His heart beat faster, and he found himself growing tense in his seat as he waited for her to arrive. He was beginning to feel genuinely excited at the prospect of having a real conversation, for the very first time, with the lady who had saved his life.

CHAPTERTEN

“You’ve got to at least see him,” Uncle Joseph told Madeleine.

“You’re not just asking me to see him. You’re ready to make me marry him.”

“Oh, very well, I am. What of it?”

“What of it? We’re talking about marriage, Uncle Joseph.”

“But don’t you see? This has all worked out better than we could have hoped.” Uncle Joseph was beaming. He looked as if he had just been awarded a prize of some sort. “Why, just last night we were sure your prospects were ruined, and now everything has been solved. The Duke of Westcourt wishes to marry you.”

“Well, I don’t want to marry him!”

“Madeleine!” He grabbed her and pulled her away from the door that led to the sitting room. “You want to be careful. He might hear you, and then where would we be?”

“Back where we were last night, and good riddance to him.”

“What are you talking about?” her uncle cried. “This is nothing but good news, Madeleine.Anyyoung lady would consider this to be good news. A proposal of marriage from a duke is what every young lady dreams of.”

“Well, I don’t dream of it. I never have. And especially not this duke.”

“What do you mean? What’s wrong with this duke?”

“Uncle, I told you. I had the situation managed on my own, and he came and involved himself unnecessarily. There would have been no problem at all last night if he could have left well enough alone!”

Uncle Joseph sighed. “I don’t know why you claim that a group of ladies harassing you isn’t a problem in its own right, Madeleine.”

“It’s a problem I could have managed. I didn’t need his involvement.”

“You should learn to accept help from people. Why do you resist the idea that other people might care about you?”

Madeleine didn’t answer. She had never been able to fully explain this to her uncle. But life had taught her—brutally—what happened when you let people get too close. She loved her uncle, but that was the reason she had never opened up to him about everything she felt. And perhaps that was the reason, too, why she was so reluctant to let anyone help her solve her problems.

Certainly, it was the reason she didn’t want to marry the Duke. He would be putting his life at risk by getting too close to her. But she couldn’t say that. Uncle Joseph would laugh at the notion. He would say it wasn’t a real fear, that it was unfounded, and that she should set that aside and allow him to marry her.

The truth was, she had no choice in the matter, and she knew it. This would be decided without her input. But Madeleine intended to make her feelings known on the subject.

“Very well,” she told her uncle. “I’ll speak to him.”

“And you’ll be kind to him,” her uncle said warningly.

“Of course I’ll be kind. Why wouldn’t I be kind?”

But the moment she walked into the sitting room, all thoughts of kindness fell out of Madeleine’s mind.

She had forgotten, in her thoughts about how reluctant she was to marry him, that he had never gotten a good look at her before. She’d forgotten that he had been unconscious the first time she had seen him and that last night, she had been deliberately keeping to the shadows in hopes of preventing the ladies at the ball from mocking her appearance.
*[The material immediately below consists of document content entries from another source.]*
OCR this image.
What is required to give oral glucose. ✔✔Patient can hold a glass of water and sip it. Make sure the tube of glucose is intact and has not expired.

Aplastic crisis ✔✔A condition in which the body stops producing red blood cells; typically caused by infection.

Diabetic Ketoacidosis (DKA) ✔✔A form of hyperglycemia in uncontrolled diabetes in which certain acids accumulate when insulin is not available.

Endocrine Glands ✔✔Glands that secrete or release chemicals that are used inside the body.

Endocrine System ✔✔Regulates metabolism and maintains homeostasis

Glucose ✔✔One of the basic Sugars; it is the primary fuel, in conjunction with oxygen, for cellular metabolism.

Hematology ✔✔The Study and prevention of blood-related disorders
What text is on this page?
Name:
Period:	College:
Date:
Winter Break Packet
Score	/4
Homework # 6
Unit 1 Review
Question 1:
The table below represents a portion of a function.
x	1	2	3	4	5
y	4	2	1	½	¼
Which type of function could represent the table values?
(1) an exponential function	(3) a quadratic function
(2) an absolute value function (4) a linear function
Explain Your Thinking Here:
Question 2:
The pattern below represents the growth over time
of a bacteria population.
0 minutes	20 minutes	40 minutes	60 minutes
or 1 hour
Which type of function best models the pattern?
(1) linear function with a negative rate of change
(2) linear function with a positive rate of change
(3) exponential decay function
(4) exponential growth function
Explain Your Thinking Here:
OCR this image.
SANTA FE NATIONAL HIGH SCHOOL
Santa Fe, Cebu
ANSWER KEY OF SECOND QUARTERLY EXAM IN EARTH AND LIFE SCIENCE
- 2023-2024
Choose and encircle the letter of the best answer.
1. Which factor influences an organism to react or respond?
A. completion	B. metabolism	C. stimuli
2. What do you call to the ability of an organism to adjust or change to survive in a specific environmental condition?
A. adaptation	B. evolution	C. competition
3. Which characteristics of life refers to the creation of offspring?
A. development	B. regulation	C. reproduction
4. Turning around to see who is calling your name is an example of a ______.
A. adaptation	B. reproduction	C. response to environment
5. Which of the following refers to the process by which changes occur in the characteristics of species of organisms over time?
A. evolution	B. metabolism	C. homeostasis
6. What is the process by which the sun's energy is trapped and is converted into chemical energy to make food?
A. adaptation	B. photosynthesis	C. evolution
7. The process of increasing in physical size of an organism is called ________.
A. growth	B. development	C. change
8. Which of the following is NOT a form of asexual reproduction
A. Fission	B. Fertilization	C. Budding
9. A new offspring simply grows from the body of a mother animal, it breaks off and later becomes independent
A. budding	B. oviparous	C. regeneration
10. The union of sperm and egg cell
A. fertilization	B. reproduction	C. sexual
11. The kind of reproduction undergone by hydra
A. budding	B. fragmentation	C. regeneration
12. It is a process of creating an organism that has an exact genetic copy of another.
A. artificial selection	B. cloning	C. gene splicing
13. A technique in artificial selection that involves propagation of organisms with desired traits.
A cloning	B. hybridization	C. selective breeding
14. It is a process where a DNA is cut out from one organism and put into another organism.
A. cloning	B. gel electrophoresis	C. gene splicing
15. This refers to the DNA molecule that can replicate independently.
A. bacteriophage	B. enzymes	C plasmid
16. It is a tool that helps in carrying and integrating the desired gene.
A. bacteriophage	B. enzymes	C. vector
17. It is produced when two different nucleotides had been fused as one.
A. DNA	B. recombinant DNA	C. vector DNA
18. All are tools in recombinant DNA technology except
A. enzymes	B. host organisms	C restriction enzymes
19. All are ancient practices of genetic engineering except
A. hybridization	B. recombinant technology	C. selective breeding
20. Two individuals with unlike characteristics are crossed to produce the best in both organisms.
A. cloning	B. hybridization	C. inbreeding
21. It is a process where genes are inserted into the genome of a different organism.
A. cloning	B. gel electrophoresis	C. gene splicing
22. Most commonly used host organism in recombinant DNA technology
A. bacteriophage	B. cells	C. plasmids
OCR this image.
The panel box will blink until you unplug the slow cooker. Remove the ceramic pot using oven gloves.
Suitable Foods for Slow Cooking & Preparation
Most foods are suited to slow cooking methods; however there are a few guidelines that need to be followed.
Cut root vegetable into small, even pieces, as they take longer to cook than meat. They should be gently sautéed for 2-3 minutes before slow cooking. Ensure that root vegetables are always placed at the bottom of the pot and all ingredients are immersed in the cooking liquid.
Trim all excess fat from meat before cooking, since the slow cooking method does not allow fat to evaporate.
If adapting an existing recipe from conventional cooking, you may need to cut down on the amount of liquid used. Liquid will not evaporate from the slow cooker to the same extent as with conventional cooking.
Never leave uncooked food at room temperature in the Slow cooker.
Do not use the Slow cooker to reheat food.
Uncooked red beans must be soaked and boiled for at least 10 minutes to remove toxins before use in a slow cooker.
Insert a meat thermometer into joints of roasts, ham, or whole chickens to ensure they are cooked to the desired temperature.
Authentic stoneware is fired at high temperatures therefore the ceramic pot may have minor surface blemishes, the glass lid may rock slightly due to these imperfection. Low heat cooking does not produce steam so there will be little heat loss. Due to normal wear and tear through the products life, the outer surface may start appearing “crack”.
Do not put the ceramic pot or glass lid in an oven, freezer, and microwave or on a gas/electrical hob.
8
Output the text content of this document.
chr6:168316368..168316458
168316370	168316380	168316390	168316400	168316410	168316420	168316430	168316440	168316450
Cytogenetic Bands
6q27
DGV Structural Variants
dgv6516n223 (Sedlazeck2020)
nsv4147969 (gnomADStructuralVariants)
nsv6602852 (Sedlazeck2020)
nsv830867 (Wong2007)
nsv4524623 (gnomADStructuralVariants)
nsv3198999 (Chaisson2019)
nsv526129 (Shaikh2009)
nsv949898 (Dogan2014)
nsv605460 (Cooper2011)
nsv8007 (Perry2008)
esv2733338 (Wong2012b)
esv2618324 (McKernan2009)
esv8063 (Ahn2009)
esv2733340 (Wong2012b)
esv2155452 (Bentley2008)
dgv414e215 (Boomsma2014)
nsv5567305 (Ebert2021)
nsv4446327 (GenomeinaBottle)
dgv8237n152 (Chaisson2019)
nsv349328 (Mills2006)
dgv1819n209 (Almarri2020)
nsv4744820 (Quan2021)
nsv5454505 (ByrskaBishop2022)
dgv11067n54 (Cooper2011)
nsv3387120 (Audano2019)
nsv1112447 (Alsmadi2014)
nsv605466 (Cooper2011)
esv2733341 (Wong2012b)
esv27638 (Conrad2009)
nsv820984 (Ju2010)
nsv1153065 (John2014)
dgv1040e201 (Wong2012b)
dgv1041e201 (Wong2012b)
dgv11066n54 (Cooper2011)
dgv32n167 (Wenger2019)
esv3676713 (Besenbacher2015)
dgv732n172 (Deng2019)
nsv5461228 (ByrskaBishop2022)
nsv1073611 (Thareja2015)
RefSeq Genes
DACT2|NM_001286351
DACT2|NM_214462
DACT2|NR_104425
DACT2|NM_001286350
When he saw her, his eyes widened, and he stepped back.

And she should have known. This was how people always reacted the first time they saw her face—the first time they saw the burn scar left behind, stretching from her right cheek down her face to her collarbone in the aftermath of the fire. Even Uncle Joseph had reacted that way the first time he had seen it. Even Madeleine herself felt shocked when she looked at her reflection—she tended to avoid looking glasses for that reason.